None of that undermines the core message. If anything, the small confirmatory signal that glucose still beat placebo at year four — despite no lifestyle program — suggests testosterone retains a modest metabolic role. It's just nowhere near the headline most marketing implies.
Bottom Line
The 4-year T4DM follow-up is a useful dose of realism. Testosterone's blood-sugar benefit in at-risk older men is front-loaded and fades once you stop doing the metabolic work; its benefits for libido and body composition hold. The practical lesson is the same one good clinicians have repeated for years: fix the metabolism with metabolic tools, and use testosterone for what it actually treats.
If you have prediabetes or early diabetes plus genuine testosterone deficiency, TRT can be a legitimate adjunct that makes the hard work easier — but only after a proper diagnosis. Manage the diabetes like diabetes, and treat the low T like low T.
Related Reading
References
- Wittert G, et al. Four-year follow-up of testosterone treatment effects on glycemic control, sexual function, and body composition in men at risk of type 2 diabetes (T4DM extension). Presented at ENDO 2026, Chicago, IL, June 13-16, 2026.

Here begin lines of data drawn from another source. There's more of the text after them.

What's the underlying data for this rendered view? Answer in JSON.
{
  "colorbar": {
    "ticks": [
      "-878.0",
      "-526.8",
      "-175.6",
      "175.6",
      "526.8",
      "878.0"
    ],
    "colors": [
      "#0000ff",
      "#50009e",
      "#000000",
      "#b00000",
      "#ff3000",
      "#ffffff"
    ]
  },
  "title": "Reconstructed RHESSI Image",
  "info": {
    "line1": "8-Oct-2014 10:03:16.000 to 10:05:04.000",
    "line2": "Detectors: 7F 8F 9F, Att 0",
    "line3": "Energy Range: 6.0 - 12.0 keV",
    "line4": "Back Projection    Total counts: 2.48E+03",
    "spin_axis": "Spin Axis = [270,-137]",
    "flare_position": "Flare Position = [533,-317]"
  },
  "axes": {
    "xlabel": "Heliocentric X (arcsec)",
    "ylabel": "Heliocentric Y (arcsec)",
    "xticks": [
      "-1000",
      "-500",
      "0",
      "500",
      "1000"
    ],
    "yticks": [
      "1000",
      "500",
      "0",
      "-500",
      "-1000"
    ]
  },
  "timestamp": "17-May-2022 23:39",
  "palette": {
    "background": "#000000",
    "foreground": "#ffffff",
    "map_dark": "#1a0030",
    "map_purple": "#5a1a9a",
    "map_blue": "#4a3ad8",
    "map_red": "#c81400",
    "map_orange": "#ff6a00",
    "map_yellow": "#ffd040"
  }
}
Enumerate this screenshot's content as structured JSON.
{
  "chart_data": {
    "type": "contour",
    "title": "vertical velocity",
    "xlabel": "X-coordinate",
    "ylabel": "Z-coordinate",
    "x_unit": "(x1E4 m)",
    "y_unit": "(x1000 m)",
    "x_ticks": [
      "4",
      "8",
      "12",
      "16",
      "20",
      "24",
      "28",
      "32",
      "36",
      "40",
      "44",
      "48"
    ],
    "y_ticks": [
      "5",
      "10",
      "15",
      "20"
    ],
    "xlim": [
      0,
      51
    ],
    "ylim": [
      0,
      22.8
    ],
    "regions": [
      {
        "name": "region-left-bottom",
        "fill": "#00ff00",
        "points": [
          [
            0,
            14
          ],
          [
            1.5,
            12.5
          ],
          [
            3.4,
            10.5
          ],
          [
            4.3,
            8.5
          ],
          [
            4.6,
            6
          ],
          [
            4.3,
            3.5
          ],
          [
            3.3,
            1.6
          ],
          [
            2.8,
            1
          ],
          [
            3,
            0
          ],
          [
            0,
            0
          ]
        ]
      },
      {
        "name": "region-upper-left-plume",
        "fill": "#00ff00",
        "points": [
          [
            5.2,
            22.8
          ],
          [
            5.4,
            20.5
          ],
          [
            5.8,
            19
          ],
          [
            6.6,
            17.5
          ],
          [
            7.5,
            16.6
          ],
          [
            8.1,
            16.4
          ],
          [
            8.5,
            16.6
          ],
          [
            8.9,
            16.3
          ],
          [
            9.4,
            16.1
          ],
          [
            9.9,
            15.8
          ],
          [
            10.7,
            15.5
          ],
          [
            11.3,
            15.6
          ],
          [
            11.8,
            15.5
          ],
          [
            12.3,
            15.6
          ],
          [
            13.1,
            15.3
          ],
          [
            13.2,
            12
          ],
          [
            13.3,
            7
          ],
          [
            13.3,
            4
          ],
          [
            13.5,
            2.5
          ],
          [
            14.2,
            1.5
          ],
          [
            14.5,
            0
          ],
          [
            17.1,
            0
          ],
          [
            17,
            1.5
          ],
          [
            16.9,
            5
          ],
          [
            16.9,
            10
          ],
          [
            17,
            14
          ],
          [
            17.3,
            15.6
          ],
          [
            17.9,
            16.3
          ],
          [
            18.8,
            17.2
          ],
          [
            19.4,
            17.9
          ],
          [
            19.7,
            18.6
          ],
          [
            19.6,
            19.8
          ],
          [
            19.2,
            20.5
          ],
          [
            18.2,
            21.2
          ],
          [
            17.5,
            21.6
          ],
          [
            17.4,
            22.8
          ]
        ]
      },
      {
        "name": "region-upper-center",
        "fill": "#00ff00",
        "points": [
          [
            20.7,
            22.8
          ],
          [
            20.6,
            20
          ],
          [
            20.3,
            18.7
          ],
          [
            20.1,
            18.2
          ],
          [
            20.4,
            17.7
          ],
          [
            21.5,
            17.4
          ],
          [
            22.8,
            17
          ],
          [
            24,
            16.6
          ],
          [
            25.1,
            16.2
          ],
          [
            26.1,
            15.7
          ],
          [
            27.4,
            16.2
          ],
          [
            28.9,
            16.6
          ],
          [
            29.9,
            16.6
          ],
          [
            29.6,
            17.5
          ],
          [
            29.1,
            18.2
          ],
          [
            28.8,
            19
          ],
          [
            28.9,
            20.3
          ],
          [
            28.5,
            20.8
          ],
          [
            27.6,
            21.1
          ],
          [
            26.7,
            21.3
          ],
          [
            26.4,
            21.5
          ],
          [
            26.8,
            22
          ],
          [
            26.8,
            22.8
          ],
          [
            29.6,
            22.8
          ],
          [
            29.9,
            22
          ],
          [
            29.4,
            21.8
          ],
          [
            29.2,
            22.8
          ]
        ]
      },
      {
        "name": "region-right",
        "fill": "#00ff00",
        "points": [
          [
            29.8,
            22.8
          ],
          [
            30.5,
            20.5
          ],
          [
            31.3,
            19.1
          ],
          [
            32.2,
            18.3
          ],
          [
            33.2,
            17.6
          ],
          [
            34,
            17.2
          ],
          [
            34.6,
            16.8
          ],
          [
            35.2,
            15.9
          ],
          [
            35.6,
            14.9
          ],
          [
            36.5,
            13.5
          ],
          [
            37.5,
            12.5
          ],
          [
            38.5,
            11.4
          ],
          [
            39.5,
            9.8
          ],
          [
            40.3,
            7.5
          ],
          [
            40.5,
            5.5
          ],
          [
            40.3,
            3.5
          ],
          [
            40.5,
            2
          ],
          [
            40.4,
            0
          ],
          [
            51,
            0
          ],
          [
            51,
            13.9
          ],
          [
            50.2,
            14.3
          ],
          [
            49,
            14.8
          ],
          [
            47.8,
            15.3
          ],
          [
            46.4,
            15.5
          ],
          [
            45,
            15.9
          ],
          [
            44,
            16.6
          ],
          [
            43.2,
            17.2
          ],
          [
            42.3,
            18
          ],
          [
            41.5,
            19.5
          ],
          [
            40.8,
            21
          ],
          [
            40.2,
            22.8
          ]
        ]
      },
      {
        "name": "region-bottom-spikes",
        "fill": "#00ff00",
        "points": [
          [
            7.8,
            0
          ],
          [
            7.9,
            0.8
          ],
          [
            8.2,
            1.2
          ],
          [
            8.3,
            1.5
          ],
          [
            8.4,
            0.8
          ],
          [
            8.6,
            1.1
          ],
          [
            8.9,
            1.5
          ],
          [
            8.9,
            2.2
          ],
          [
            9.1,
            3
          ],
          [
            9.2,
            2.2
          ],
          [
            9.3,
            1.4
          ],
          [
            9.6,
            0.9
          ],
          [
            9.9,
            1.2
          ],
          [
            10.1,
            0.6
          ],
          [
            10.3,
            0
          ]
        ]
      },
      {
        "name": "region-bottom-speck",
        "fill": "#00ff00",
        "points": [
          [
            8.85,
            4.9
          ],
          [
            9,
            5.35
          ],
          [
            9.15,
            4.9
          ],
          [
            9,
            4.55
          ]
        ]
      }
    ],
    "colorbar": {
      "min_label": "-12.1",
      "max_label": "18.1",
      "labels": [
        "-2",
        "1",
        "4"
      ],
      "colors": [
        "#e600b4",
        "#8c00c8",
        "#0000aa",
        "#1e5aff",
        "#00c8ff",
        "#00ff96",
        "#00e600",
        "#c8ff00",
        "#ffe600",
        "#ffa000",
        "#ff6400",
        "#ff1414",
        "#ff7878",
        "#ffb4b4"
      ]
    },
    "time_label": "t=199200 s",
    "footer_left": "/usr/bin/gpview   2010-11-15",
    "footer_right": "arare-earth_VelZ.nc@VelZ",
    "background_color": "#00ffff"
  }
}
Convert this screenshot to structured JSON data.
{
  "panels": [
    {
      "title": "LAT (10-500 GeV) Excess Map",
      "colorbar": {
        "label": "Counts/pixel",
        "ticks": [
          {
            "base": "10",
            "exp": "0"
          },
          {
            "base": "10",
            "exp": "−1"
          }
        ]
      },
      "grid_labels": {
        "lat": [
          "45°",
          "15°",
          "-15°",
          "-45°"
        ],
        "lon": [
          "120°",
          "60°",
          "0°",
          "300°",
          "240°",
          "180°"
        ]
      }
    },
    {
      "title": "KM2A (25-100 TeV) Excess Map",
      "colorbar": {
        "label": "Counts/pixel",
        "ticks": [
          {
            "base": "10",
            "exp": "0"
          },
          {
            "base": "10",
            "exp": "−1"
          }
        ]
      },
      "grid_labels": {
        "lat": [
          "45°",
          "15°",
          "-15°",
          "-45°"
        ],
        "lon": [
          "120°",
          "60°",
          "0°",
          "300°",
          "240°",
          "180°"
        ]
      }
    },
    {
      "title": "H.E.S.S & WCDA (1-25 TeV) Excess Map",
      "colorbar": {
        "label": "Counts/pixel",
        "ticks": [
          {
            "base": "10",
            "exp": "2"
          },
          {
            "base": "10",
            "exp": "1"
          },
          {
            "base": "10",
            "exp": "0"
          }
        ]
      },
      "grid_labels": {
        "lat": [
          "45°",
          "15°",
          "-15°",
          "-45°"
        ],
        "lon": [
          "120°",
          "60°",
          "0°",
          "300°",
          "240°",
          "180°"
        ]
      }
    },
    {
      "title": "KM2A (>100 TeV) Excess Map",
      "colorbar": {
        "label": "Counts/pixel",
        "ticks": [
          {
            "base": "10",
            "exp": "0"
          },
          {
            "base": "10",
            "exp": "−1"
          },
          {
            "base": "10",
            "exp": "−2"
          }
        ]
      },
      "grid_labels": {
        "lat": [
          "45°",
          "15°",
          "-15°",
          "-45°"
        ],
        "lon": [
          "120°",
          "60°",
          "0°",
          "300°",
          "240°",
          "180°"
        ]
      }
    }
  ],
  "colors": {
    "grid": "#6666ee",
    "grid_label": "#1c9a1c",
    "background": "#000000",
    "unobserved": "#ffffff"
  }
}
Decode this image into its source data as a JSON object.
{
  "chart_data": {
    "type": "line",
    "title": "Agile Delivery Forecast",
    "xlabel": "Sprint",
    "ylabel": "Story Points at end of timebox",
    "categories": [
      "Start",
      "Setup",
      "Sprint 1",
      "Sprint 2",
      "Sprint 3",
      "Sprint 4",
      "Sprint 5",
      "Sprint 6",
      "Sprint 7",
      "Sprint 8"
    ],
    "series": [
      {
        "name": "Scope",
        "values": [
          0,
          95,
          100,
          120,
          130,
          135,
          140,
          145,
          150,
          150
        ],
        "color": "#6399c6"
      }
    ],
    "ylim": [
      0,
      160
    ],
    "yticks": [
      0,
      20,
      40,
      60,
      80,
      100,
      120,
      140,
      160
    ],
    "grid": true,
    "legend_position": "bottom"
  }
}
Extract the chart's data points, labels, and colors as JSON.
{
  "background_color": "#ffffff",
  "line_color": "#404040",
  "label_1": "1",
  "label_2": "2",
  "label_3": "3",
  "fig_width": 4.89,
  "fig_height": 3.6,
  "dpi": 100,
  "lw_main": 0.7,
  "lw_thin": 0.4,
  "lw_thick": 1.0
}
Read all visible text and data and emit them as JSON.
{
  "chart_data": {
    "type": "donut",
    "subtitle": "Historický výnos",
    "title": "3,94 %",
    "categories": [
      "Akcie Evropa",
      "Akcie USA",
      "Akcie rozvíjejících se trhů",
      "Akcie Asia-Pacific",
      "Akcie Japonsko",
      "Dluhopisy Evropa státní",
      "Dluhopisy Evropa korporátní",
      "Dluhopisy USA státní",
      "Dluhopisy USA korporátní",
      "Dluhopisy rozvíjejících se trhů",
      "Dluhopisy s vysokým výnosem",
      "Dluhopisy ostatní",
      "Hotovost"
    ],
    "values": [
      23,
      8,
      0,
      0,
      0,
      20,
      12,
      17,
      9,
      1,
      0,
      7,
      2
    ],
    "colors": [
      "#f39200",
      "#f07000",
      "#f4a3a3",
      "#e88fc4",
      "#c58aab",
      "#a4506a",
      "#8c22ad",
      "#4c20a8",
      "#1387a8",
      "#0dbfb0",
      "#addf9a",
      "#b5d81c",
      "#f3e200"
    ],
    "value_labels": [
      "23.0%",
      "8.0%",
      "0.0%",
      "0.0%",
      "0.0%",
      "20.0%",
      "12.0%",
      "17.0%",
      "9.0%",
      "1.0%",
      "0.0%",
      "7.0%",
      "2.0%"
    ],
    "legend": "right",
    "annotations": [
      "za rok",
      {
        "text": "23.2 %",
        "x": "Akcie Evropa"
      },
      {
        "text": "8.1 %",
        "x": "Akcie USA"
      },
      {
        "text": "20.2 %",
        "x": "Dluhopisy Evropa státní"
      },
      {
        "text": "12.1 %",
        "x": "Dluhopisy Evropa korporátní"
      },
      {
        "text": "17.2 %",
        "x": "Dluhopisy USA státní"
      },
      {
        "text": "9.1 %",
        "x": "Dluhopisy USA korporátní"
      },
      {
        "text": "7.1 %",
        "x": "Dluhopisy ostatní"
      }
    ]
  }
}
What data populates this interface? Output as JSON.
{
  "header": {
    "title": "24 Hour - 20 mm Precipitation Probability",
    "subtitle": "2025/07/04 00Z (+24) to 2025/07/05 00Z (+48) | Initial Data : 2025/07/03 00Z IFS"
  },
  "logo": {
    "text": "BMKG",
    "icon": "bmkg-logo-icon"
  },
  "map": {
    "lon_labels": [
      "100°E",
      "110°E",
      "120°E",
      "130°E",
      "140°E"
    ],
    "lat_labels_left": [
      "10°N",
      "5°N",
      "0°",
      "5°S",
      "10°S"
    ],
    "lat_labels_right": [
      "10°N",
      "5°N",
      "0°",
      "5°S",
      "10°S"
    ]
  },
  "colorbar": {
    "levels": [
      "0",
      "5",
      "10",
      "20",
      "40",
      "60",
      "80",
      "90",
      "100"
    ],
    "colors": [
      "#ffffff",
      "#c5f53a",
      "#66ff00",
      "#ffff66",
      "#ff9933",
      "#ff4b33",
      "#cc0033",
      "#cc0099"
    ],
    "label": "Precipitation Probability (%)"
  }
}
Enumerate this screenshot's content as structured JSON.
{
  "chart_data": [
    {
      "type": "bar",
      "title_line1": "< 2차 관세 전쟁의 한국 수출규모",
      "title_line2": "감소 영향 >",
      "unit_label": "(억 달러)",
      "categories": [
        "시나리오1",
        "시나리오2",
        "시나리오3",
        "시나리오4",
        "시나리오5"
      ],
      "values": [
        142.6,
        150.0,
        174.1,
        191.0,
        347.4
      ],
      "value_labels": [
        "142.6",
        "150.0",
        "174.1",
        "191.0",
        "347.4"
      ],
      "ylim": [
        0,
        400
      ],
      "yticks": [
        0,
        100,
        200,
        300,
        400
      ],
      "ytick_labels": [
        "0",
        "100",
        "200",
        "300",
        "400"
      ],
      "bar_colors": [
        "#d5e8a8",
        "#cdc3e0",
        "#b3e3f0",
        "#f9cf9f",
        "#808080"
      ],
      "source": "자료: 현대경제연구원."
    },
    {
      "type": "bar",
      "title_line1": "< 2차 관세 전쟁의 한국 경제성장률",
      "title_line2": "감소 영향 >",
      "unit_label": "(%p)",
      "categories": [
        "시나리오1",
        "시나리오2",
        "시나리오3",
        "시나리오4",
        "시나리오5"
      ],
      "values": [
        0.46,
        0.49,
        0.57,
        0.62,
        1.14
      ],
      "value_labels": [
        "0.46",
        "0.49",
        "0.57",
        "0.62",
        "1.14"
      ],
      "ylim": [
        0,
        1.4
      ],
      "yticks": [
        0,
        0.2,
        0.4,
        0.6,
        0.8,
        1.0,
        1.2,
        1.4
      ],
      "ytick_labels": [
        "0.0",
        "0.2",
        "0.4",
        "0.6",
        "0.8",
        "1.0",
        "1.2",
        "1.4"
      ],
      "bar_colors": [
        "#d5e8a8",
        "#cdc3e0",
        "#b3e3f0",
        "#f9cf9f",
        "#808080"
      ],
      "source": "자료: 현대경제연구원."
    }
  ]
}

- Wittert G, et al. Testosterone treatment to prevent or revert type 2 diabetes in men enrolled in a lifestyle programme (T4DM): a randomised, double-blind, placebo-controlled, 2-year, phase 3b trial. Lancet Diabetes Endocrinol. 2021;9(1):32-45.
- Lincoff AM, et al. Cardiovascular safety of testosterone-replacement therapy (TRAVERSE). N Engl J Med. 2023;389(2):107-117.
- American Urological Association. Evaluation and Management of Testosterone Deficiency Guideline. 2018, updated 2024.